Saturday, September 4, 2010

Kualitas ibadah yang mulai hilang

Kerinduan akan kampung halaman telah sedikit terobati. Di balik terobatinya kerinduan akan sanak saudara terasa ada sesuatu yang hilang. Terasa kekhusyukan dalam beribadah telah hilang. Digantikan dengan sebuah ketergesa-gesaan untuk segera menyelesaikan shalat tarawih. Hanya mementingkan bilangan rakaat tanpa memperhatikan kualitas dari shalat yang dilakukan tersebut. Apakah ini termasuk lalai dalam shalat? Mudah-mudahan Allah mengampuni mereka dan memberi hidayah kepada mereka untuk dapat meningkatkan kekhusyukan mereka dalam shalat.

Berawal dari sebuah permulaan yang dibiasakan sehingga menjadi suatu kebiasaan. Tradisi shalat tarawih dengan cepat – bahkan sangat cepat – dengan kisaran 23 rakaat selesai dalam waktu tidak lebih dari 25 menit. Demikian keadaan shalat tarawih di desa yang masyarakatnya belum paham secara mendalam terhadap nilai-nilai ajaran Islam. Semoga Allah memberi kepahaman pada mereka sehingga pada akhirnya mereka dapat menjalankan syari’at Islam dengan sebaik-baiknya.
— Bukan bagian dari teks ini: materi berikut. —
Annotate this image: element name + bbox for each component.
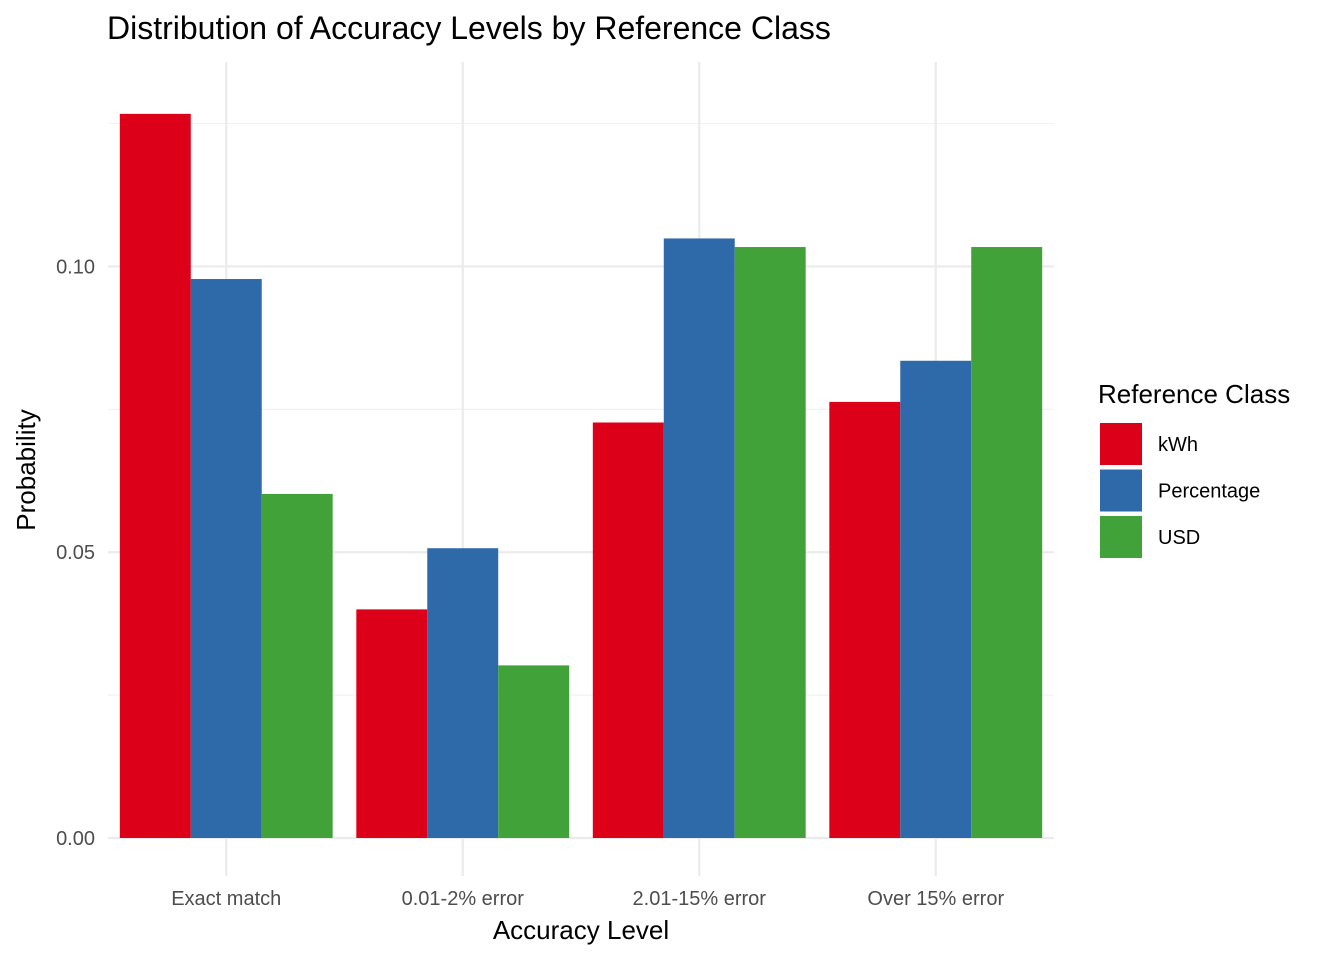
y-tick-label: 0.10	[56, 256, 95, 278]
bar	[190, 279, 262, 838]
chart-title: Distribution of Accuracy Levels by Refer…	[107, 10, 831, 46]
y-tick-label: 0.05	[56, 542, 95, 564]
legend-swatch	[1100, 423, 1142, 465]
x-axis-title: Accuracy Level	[493, 915, 669, 945]
bar	[261, 493, 333, 838]
bar	[427, 548, 499, 838]
legend-swatch	[1100, 516, 1142, 558]
y-axis-ticks: 0.00 0.05 0.10	[56, 256, 95, 850]
bar	[734, 247, 806, 838]
x-tick-label: 2.01-15% error	[633, 888, 767, 910]
bar	[663, 238, 735, 838]
bar	[119, 113, 191, 839]
bar	[592, 422, 664, 838]
bar	[356, 609, 428, 838]
legend-title: Reference Class	[1098, 379, 1290, 409]
bar	[971, 247, 1043, 838]
legend: Reference Class kWh Percentage USD	[1098, 379, 1290, 558]
x-tick-label: Exact match	[171, 888, 281, 910]
legend-label: Percentage	[1158, 481, 1260, 503]
x-axis-ticks: Exact match 0.01-2% error 2.01-15% error Ov…	[171, 888, 1004, 910]
bar	[498, 665, 570, 838]
y-tick-label: 0.00	[56, 828, 95, 850]
y-axis-title: Probability	[11, 409, 41, 530]
legend-label: USD	[1158, 527, 1200, 549]
x-tick-label: Over 15% error	[867, 888, 1004, 910]
bars	[119, 113, 1043, 839]
bar	[829, 401, 901, 838]
bar	[900, 360, 972, 838]
legend-swatch	[1100, 469, 1142, 512]
x-tick-label: 0.01-2% error	[402, 888, 525, 910]
legend-label: kWh	[1158, 434, 1198, 456]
Walau bagaimanapun keadaan shalat mereka, masih patut disyukuri bahwa masih ada yang mau menjalankan shalat tarawih di bulan Ramadhan ini. Seburuk apa pun kualitas shalat yang mereka lakukan, tetap terasa adanya sebuah syi’ar, sebuah tanda, dan sebuah kenyataan yang tak bisa dipungkiri: bahwa Islam tetap dijunjung dan tetap memancarkan syi’ar yang nyata. Mereka tetaplah menegakkan syi’ar dan dakwah Islam di tempat tinggal mereka. Meskipun apa yang dilakukan masih sangat jauh dari standar yang dicontohkan oleh Rasulullah dan para sahabatnya.

Tak cukup dengan berpuas diri dengan keadaan yang seperti ini. Usaha mengubah kebiasaan dan pola pikir yang sudah melekat di dalam masyarakat awam seperti ini perlu dan harus dilakukan. Setahap demi setahap. Sedikit demi sedikit. Tidak serta merta menerapkan perubahan yang “aneh” di mata masyarakat. Perlu penanaman pemahaman yang benar secara bertahap pada masyarakat. Perlahan tapi pasti. Karena tanpa adanya usaha untuk mengubah, perubahan tidak akan terjadi. Allah tidak akan mengubah suatu kaum hingga kaum itu mengubah  dirinya sendiri.

Indonesia, sebuah negara dengan jumlah penduduk Muslim terbesar, belum memiliki kualitas keislaman yang sebanding dengan kuantitasnya. Sampai kapan kenyataan ini terus terjadi? Tidakkah kita yang termasuk Muslimin dan Mu’minin bertanggung jawab untuk meningkatkan kualitas keislaman yang kita amalkan? Kalau bukan kita selaku kaum Muslimin yang memulai, siapakah yang akan memulainya? Mari bersama-sama kita nyalakan kembali semangat Islam – semangat untuk menerapkan nilai-nilai ajaran Islam yang mencakup semua aspek kehidupan, menyeluruh, dan paling sesuai dengan kehidupan manusia – demi tercapainya kehidupan yang selaras dengan ketentuan-ketentuan Allah dan kehidupan yang dirihoi Allah.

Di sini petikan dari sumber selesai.